‘It could all have been so different’

Civil rights march on its way across the Craigavon Bridge, Derry, N Ireland, UK, on 2 November 1968.
Civil rights march on its way across the Craigavon Bridge, Derry, N Ireland, UK, on 2 November 1968.

A County Derry politician who was a teacher in Inishowen at the time of the Civil Rights march which marked the start of the Troubles has reflected on how life may have been very different for generations of people if protesters had not been battered off Derry’s streets 50 years ago.

SDLP East Derry Assembly Member John Dallat was speaking after attending a series of events in Derry City at the weekend to commemorate the 50th anniversary of the Duke Street Civil Rights March of October 5, 1968. On that fateful march police violence resulted in the those present being prevented from reaching a planned rally at the city centre.

Over the weekend past, Mr Dallat joined President Michael D Higgins and civil rights veterans to reflect on the events at that time.

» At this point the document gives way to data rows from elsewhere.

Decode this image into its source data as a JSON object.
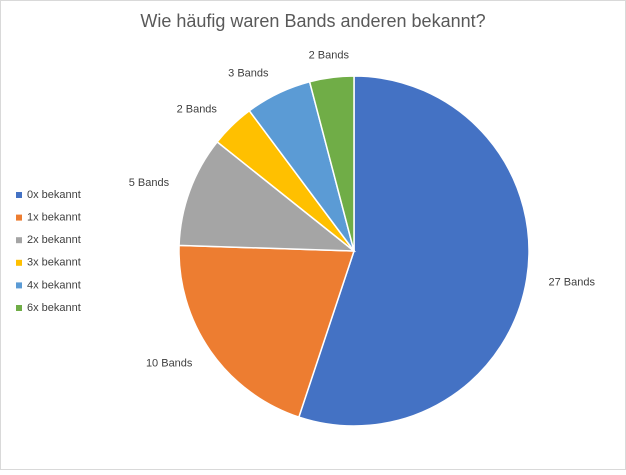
{
  "chart_data": {
    "type": "pie",
    "title": "Wie häufig waren Bands anderen bekannt?",
    "categories": [
      "0x bekannt",
      "1x bekannt",
      "2x bekannt",
      "3x bekannt",
      "4x bekannt",
      "6x bekannt"
    ],
    "values": [
      27,
      10,
      5,
      2,
      3,
      2
    ],
    "value_labels": [
      "27 Bands",
      "10 Bands",
      "5 Bands",
      "2 Bands",
      "3 Bands",
      "2 Bands"
    ],
    "colors": [
      "#4472c4",
      "#ed7d31",
      "#a5a5a5",
      "#ffc000",
      "#5b9bd5",
      "#70ad47"
    ],
    "legend": "left"
  }
}
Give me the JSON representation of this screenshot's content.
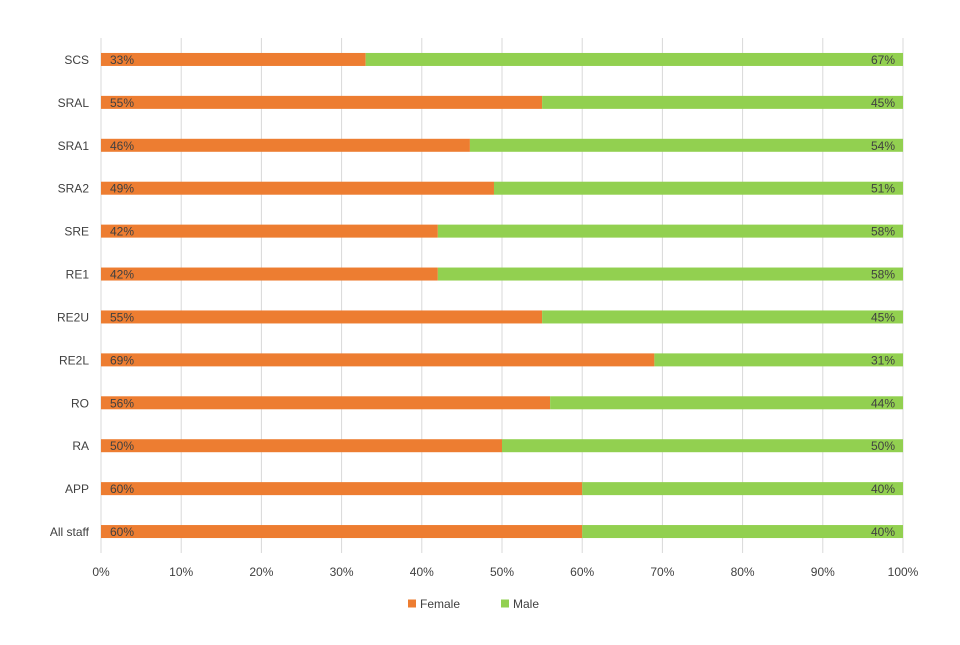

Mr Dallat said: “As a 21-year-old in my fourth week teaching in the Technical College in Carndonagh, County Donegal I was on my first shopping trip to the city following my appointment. I was accompanied by three of my new colleagues who were also new teachers and from different parts of Ireland. We were looking forward to attending the Civil Rights Rally but it was not to be, and I often wondered what would have happened if things had been different. What would have happened if the RUC instead of drawing batons and sending in water cannons had allowed the march to proceed?”

Mr Dallat said the Civil Rights campaign was important to him personally “because my family lived in a house with neither running water, electricity nor proper sanitation and extreme cold and damp”.

Mr Dallat said that at the time he had just written to three different technical colleges in the North asking for application forms “but didn’t return them because one of the questions was: ‘What is your religion’ and I threw them in the fire and applied for a post in Donegal where I spent six very happy years in an environment where religion or politics was never discussed and the students were both Catholic and Protestant.”

He added: “The events of that day are now history and we relived them at the weekend and I am angry because I can see that even today, with all the hindsight and experience of that and many other days, lessons have not been learned by many of those now pulling the political strings.

“There are still politicians with mind-sets similar to the middle-class unionist politicians of 50 years ago would lead us down the same road again believing one community can suppress the other and that is unforgivable.”

Mr Dallat continued: “There were parallels between Derry City and my town of Kilrea. Both had Nationalist majorities albeit in on a different scale but housing went largely to Protestant families.

“Few Catholics had jobs in public services such as the Electricity Board, Water Board, Telephones or indeed the civil service.

“There were 2,400 on the waiting list for houses in Derry with only 22 built in 1968 and in Kilrea 48 new homes went almost exclusively to Protestant families and that was the background to the Northern Ireland Civil Rights Association and the hope that it could change a policy which set one community against the other when in many cases both were short-changed by inequality.”

He concluded: “I visited Derry City many times over the years and I saw the destruction that followed.

“I heard about people murdered, businesses ruined and opportunities lost. I saw the despair on the faces of people and I wondered if only those civil rights marchers had been allowed to proceed for a peaceful rally.”